ADR-0011: Rust as the default language for new systems and infrastructure code

10. Known risks & gotchas¶

Silent data corruption from missing fsync — writing without fsync leaves data in the OS page cache; a power loss loses it; the WAL incorrectly indicates it was persisted. Mitigation: always fsync the WAL after each transaction (or use group commit); test durability by simulating power loss with a test harness that kills the process mid-write.
Write amplification in LSM-tree destroys NVMe lifetime — heavy compaction writes data 10–30× before it settles; an NVMe drive with 600 TBW is exhausted in months. Mitigation: monitor write amplification factor (WAF) as a first-class metric; tune compaction strategy for your write rate.
Buffer pool thrash under mixed read/write — a large scan evicts hot pages from the buffer pool; subsequent random reads miss and go to disk. Mitigation: implement LRU-K or ARC eviction policy rather than simple LRU; pin frequently-accessed index pages.

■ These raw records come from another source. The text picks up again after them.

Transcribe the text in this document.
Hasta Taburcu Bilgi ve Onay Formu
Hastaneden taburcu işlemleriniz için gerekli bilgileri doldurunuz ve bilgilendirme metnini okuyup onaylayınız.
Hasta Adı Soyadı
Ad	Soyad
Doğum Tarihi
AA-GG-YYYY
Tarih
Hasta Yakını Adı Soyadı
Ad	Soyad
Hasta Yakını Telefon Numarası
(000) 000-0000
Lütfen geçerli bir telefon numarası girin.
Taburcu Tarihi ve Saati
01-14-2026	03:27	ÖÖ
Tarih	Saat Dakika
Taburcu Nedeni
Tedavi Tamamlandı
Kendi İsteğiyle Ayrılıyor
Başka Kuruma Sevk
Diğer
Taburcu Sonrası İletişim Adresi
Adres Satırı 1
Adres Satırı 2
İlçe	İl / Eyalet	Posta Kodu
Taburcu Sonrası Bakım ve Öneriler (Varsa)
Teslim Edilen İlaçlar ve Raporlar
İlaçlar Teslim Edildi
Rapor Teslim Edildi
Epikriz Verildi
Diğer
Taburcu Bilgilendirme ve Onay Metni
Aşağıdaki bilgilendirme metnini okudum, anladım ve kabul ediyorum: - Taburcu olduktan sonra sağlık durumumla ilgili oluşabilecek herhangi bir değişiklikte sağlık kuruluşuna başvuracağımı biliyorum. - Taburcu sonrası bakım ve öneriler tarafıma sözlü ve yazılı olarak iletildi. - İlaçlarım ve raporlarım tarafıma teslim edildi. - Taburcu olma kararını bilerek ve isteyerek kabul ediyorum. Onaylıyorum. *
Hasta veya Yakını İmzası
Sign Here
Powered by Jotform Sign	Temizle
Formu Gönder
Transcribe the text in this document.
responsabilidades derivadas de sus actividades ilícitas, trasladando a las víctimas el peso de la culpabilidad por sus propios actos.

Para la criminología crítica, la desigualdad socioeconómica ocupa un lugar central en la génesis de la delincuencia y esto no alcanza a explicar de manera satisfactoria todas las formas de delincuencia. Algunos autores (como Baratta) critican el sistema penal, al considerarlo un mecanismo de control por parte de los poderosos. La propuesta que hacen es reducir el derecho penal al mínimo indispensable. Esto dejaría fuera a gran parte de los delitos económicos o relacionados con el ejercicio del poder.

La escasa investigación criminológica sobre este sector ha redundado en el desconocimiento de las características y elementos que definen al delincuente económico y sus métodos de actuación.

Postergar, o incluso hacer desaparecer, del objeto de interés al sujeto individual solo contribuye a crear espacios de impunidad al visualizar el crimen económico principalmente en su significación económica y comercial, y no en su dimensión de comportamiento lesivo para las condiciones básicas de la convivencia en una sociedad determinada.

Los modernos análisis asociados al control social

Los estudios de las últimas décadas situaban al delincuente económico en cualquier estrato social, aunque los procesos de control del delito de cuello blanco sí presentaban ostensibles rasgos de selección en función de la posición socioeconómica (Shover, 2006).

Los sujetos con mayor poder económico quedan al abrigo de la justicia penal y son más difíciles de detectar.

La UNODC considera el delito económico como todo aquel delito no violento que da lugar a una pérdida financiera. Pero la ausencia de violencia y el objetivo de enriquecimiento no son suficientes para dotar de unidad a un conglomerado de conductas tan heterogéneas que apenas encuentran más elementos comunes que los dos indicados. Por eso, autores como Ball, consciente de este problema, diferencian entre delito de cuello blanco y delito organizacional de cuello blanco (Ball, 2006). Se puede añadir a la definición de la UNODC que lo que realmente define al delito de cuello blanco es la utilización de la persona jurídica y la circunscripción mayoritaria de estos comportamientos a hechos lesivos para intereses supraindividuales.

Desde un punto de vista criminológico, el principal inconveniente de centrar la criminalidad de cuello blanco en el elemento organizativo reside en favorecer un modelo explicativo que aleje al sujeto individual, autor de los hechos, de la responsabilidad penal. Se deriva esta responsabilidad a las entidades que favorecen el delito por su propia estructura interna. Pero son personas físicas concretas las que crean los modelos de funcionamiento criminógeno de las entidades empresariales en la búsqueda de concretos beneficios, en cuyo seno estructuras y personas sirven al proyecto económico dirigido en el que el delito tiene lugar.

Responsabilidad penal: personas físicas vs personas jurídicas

Version chain unbounded growth under long-running transactions — an MVCC engine accumulates old versions; a long-running read transaction prevents GC; memory grows until OOM. Mitigation: track the oldest active transaction; enforce a maximum transaction age; abort transactions that hold snapshot references beyond the threshold.
Testing a storage engine is harder than building it — a bug in the WAL recovery path surfaces only in specific crash scenarios at specific points in the write sequence. Mitigation: build a crash-injection test harness that kills the process at every possible fsync boundary; verify that re-opening the engine after each crash returns a consistent state.